As a next step, we evaluated the model’s predictions at the TMA spot level. To this end, we generated pixel-level probability maps for each class by applying the trained neural network in a sliding window fashion (Fig. 3, for details see Methods). These pixel-level maps enable visual comparison with human annotations and can be easily evaluated by pathology experts. For instance, the TMA spot in Fig. 3a was a clear Gleason 6 (3 + 3) case according to both pathologists and model annotations. We also observed that the model annotated the upper region of this TMA spot as benign, in accordance with the pathologists, except for a small part that was annotated as Gleason pattern 3. Interestingly, retrospective assessment of this part by the pathologists confirmed the presence of a small focus of atypical glands. The TMA spot in Fig. 3b was annotated as Gleason 8 (4 + 4) by the two pathologists and the model. Here we observed some annotation errors made by the model in regions close to tissue borders, often affected by tissue preparation artefacts. Such small mis-labeled regions do not influence the final Gleason score assignment for entire TMAs, as we only take into account detected patterns that exceed a predefined threshold (details in Methods). As a further example, the TMA spot presented in Fig. 3c was annotated as Gleason 8 (4 + 4) by the first pathologist and as Gleason 6 (3 + 3) by the second. The model annotations split the TMA spot image into distinct Gleason pattern 3 and Gleason pattern 4 regions, resulting in a Gleason score 7 (4 + 3) final assignment. A third uropathologist (N.R.) indepentently evaluated this case and his opinion coincided with the model’s annotations, assigning Gleason pattern 4 to the lower and right-most part of the TMA spot and Gleason pattern 3 to the upper and left-most part. Similarly for the TMA spot presented in Fig. 3d, which was annotated as Gleason 8 (4 + 4) by the first pathologist and as Gleason 10 (5 + 5) by the second. The model annotations split the TMA spot image into distinct Gleason pattern 4 and Gleason pattern 5 regions, resulting in a Gleason score 9 (5 + 4) final assignment. According to the third pathologist’s judgement, this TMA spot contained diffuse single cells which could be interpreted as Gleason pattern 5, but overall he assigned a Gleason pattern 4. The region that the algorithm strongly marked as Gleason pattern 5 contained artifacts because of tissue destruction at the right-most edge.

Figure 3
figure 3

Representative examples of model predictions as pixel-level probability maps and visual comparison with pathologist annotations. Each subfigure (ad) corresponds to a different TMA spot. Within each subfigure (a–d), the subplots in the right-most column show the Gleason patterns assigned by the two pathologists (blue: Gleason 3 region, yellow: Gleason 4 region, red: Gleason 5 region). The other four subplots show the model’s Gleason annotations. (a) The annotation of the model agrees overall with the two pathologists, except for a small tissue region in the upper part which is marked as Gleason pattern 3 exclusively by the model. Retrospective assessment of this part by the pathologists confirmed the presence of a small focus of atypical glands. (b) The model and pathologist annotations agree on Gleason pattern 4. (c) Disagreement in annotations (Gleason pattern 3 versus 4) by the model and the two pathologists. A third uropathologist indepentently evaluated this case and his opinion coincided with the model’s annotations. (d) Disagreement in annotations (Gleason pattern 4 versus 5) by the model and the two pathologists. A third uropathologist indepentently evaluated this case and assigned a Gleason pattern 4, noting however the presence of diffuse single cells which could be interpreted as Gleason pattern 5.

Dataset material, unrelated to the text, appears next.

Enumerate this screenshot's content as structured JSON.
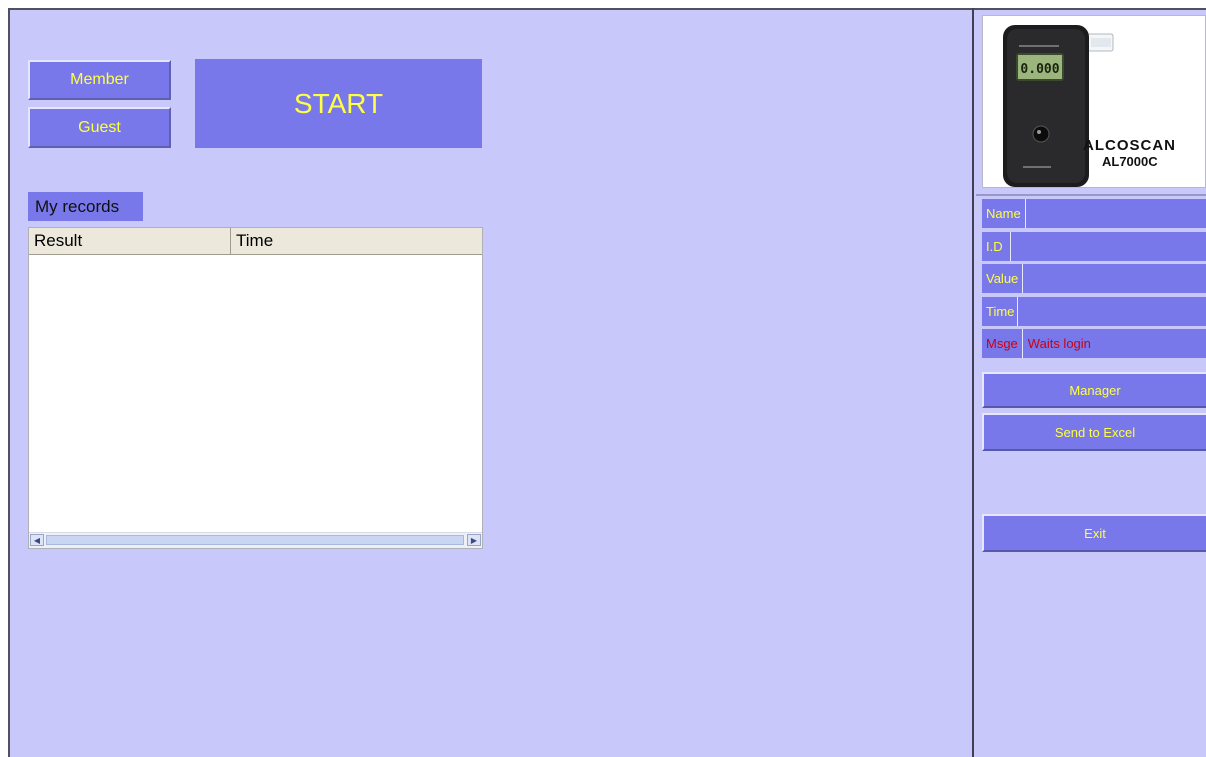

Having focused here on cases most illustrative of the inter-pathologist variability in Gleason score assignments, we also note that there are several examples where the two pathologists and the model agree on their respective Gleason score assignments, as well as a few examples where the model incorrectly annotated stromal tissue as Gleason pattern 3. Pixel-level probability maps for all TMA spots in our test cohort are provided as Supplementary Data.

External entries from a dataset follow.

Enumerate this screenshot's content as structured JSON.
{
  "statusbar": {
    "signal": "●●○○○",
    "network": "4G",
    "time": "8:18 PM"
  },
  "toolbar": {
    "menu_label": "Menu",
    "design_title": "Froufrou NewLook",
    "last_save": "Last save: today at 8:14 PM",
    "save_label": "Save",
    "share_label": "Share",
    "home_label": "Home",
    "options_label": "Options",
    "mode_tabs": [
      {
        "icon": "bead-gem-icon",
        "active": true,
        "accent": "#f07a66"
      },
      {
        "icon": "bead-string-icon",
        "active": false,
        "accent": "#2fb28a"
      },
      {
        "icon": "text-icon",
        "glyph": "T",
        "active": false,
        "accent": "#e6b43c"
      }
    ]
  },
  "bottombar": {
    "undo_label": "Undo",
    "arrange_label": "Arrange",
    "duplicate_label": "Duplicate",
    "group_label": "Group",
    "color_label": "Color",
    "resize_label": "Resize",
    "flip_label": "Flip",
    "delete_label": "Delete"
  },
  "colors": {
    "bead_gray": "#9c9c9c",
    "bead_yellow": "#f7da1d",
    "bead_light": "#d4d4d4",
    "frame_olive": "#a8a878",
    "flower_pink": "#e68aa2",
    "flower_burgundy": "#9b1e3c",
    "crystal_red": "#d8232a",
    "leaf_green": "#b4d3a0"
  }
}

Summarizing the pixel-level Gleason annotation maps produced by either the pathologists or the model (detailed description in Methods), a Gleason score in the range 6–10 was assigned to each TMA spot, as the sum of the two most predominant Gleason patterns. If no cancer was detected, the TMA spot was classified as benign. For this task, the inter-annotator agreement between the model and each pathologist reached kappa = 0.75 for the first pathologist and kappa = 0.71 for the second (Fig. 4). These values are at the same level as inter-pathologist agreement (kappa = 0.71).

Figure 4
figure 4

Model evaluation on test cohort (TMA spot level) and inter-pathologist variability. Each TMA spot is annotated with detected Gleason patterns (Gleason 3, 4 or 5) by the model and two pathologists. Then, a final Gleason score is assigned as the sum of the two most predominant Gleason patterns. If no cancer is detected, the TMA spot is classified as benign. We show confusion matrices for the comparison of Gleason score assignments by (a) the model and the first pathologist, (b) the model and the second pathologist, (c) the two pathologists.

Model interpretation identifies specific morphological patterns as determinants of automated annotation performance

Complex machine learning models, such as deep neural networks, are often criticized by clinicians as non-interpretable black boxes. To provide insight and gain trust in the model predictions, we visually studied image patches that the model predicts correctly and with high confidence (Fig. 5). Furthermore, we evaluated morphological patterns utilized by the model for assigning Gleason scores and compared these patterns to the ones expected by a pathology expert. We observed clear differences in the gland architecture among patches annotated with different Gleason patterns by the model. Prostate glands in benign patches contained a well-formed outer layer of basal cells and showed no evidence of cytological atypia. In Gleason 3 patches, glands were variable in size but still round-shaped and well-formed. In Gleason 4 patches, we observed merged glands, small in size and irregularly shaped, as well as implied cribriform pattern. Finally, in Gleason 5 patches we found mostly the absence of gland formation and solid sheets of tumour.

Figure 5
figure 5

Model interpretation via class activation mapping (CAM)35. For each class, we show two examples of image patches that were confidently and correctly classified by the deep learning model. In addition, the regions where the model is focusing on in order to make predictions are highlighted. In each example, the first column shows the image patch. In the second column, a heatmap generated by the class activation mapping technique is overlaid, highlighting the most important regions for the model predictions. In the third column, only the highlighted part of the image is shown. Class activation maps are generated by projecting the class-specific weights of the output classification layer back to the feature maps of the last convolutional layer, thus highlighting important regions for predicting a particular class. The final CAM heatmap is computed as the sum of the resulting augmented feature maps, followed by clipping negative values and subsequent scaling to the [0, 1] interval. Red color indicates regions where the CAM heatmap values are close to 1, i.e. the most class-specific discriminative parts of the image.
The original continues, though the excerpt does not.